Les dirigeants iraniens ont souligné à plusieurs reprises que cette désignation affecterait la façon dont Téhéran envisage son engagement futur avec les États européens. Bien qu’aucune mesure militaire ou économique immédiate n’ait été annoncée, les responsables ont clairement indiqué que cette classification avait un poids juridique et politique en vertu de la loi iranienne.
Motif d’interdiction
L’Europe a justifié la décision d’interdire le CGRI au milieu d’allégations d’abus généralisés contre des manifestants en Iran et de ce que l’UE considère comme une activité hostile menée par le groupe dans la région élargie du Moyen-Orient.
Les responsables de l’UE ont déclaré que cette désignation avait été prise en réponse à ce qu’ils ont qualifié de « répression » de la part des autorités iraniennes, en se concentrant sur le rôle de cette force dans la répression des manifestations et le renforcement de l’autorité de l’État.
Selon des informations britanniques, le CGRI a été accusé d’avoir contribué au massacre de milliers de manifestants anti-régime lors des récentes émeutes, ainsi que de parrainer le terrorisme et de menacer la sécurité régionale.
Il aurait également mené des campagnes d’intimidation et de harcèlement contre des dissidents iraniens vivant en Europe.
Ces accusations présentent le CGRI non pas comme une unité militaire conventionnelle mais comme une arme du pouvoir d’État utilisée pour maintenir la République islamique par la force.
Il est également probable que cette décision soit intervenue dans un contexte de tensions croissantes entre l’Iran et les États-Unis.

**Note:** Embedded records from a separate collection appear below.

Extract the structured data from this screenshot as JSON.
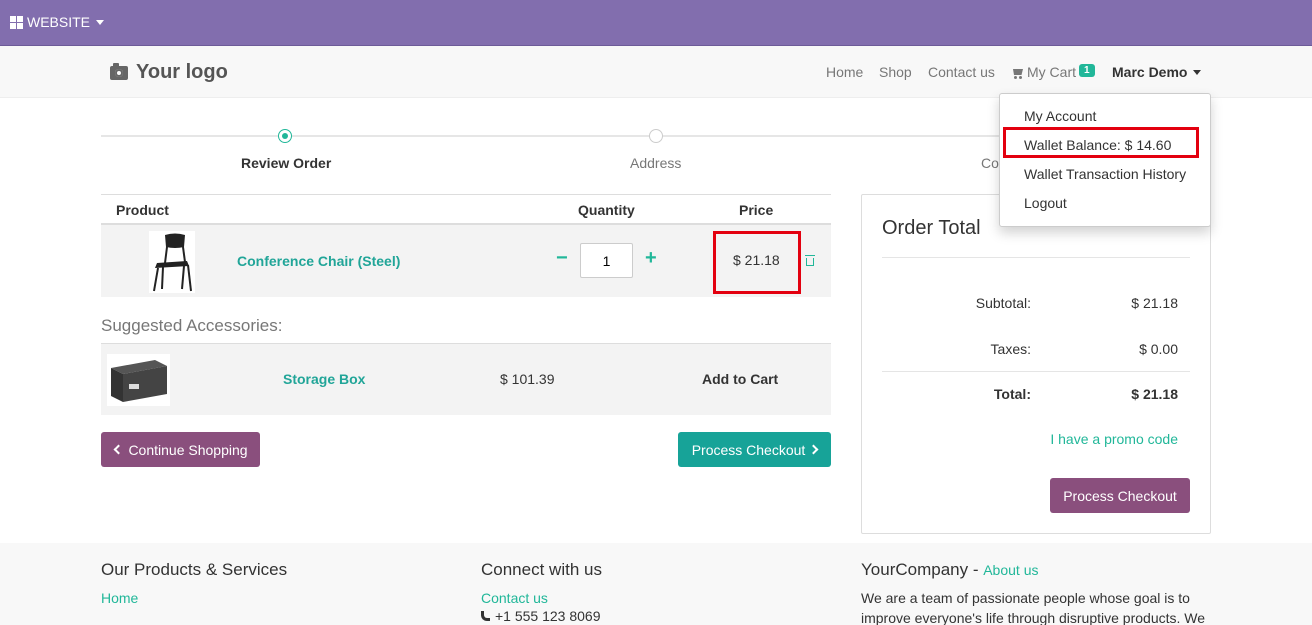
{
  "topbar": {
    "website_label": "WEBSITE"
  },
  "navbar": {
    "logo": "Your logo",
    "links": [
      "Home",
      "Shop",
      "Contact us"
    ],
    "cart_label": "My Cart",
    "cart_count": "1",
    "user_name": "Marc Demo"
  },
  "user_dropdown": {
    "items": [
      "My Account",
      "Wallet Balance: $ 14.60",
      "Wallet Transaction History",
      "Logout"
    ]
  },
  "steps": [
    "Review Order",
    "Address",
    "Co"
  ],
  "cart_table": {
    "headers": {
      "product": "Product",
      "quantity": "Quantity",
      "price": "Price"
    },
    "row": {
      "name": "Conference Chair (Steel)",
      "quantity": "1",
      "price": "$ 21.18",
      "minus": "−",
      "plus": "+"
    }
  },
  "suggested": {
    "title": "Suggested Accessories:",
    "item": {
      "name": "Storage Box",
      "price": "$ 101.39",
      "add_label": "Add to Cart"
    }
  },
  "buttons": {
    "continue_shopping": "Continue Shopping",
    "process_checkout": "Process Checkout"
  },
  "order_total": {
    "title": "Order Total",
    "subtotal_label": "Subtotal:",
    "subtotal_value": "$ 21.18",
    "taxes_label": "Taxes:",
    "taxes_value": "$ 0.00",
    "total_label": "Total:",
    "total_value": "$ 21.18",
    "promo_label": "I have a promo code",
    "checkout_label": "Process Checkout"
  },
  "footer": {
    "col1": {
      "title": "Our Products & Services",
      "link": "Home"
    },
    "col2": {
      "title": "Connect with us",
      "link": "Contact us",
      "phone": "+1 555 123 8069"
    },
    "col3": {
      "title": "YourCompany",
      "title_sep": " - ",
      "about_link": "About us",
      "text_line1": "We are a team of passionate people whose goal is to",
      "text_line2": "improve everyone's life through disruptive products. We"
    }
  },
  "colors": {
    "topbar": "#826eae",
    "accent": "#21b799",
    "purple_button": "#8a4f7d",
    "highlight_box": "#e3000f"
  }
}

Le président Donald Trump a déplacé une importante flotte navale américaine à proximité de l’Iran alors qu’il fait pression sur Téhéran pour qu’il négocie un accord sur son programme d’énergie nucléaire.
L’Iran a clairement indiqué que même si Téhéran restait ouvert aux négociations, il considérait les actions américaines comme une agression et a averti que l’Iran restait prêt soit à un accord avec l’Occident, soit à une guerre totale.
La position du Royaume-Uni
A contre-courant, la Grande-Bretagne n’a pas encore formellement décidé d’interdire le CGRI, malgré la pression politique croissante en ce sens.
Des personnalités de tous les partis britanniques ont exhorté le gouvernement travailliste à agir rapidement et à suivre la décision de l’UE, avertissant qu’un retard risquait de laisser le Royaume-Uni isolé parmi ses alliés occidentaux.
Des sources gouvernementales ont déclaré que la législation interdisant les agences d’État hostiles, y compris le CGRI, ne serait introduite que « lorsque le temps parlementaire le permettra », sans qu’un calendrier clair soit fixé, selon le Times.
Alors que l’on s’attend généralement à ce que le parti travailliste donne suite à cette interdiction, les responsables ne se sont jusqu’à présent pas engagés à prendre des mesures immédiates.
Le Premier ministre Keir Starmer a déjà soutenu l’interdiction du CGRI, mais a été confronté à des conseils internes avertissant que les lois antiterroristes existantes ne sont pas adaptées aux organismes militaires soutenus par l’État. Au lieu de cela, les ministres soutiennent un modèle juridique hybride qui imposerait des sanctions pénales ciblées tout en préservant des canaux diplomatiques limités avec Téhéran.
L’Iran a prévenu qu’il ne négocierait pas sur sa politique de défense nationale. Le programme de missiles balistiques de l’Iran est considéré par Téhéran comme un élément clé du droit de l’Iran à l’autodéfense et a rejeté les efforts passés visant à freiner ce programme.
De même, le CGRI est un sujet brûlant et les suggestions passées selon lesquelles l’action du CGRI dans la région équivalait à des « activités terroristes » ont été fortement rejetées par les dirigeants iraniens. Certains experts estiment que l’interdiction du CGRI rendra incroyablement difficiles les futurs efforts diplomatiques avec l’Iran.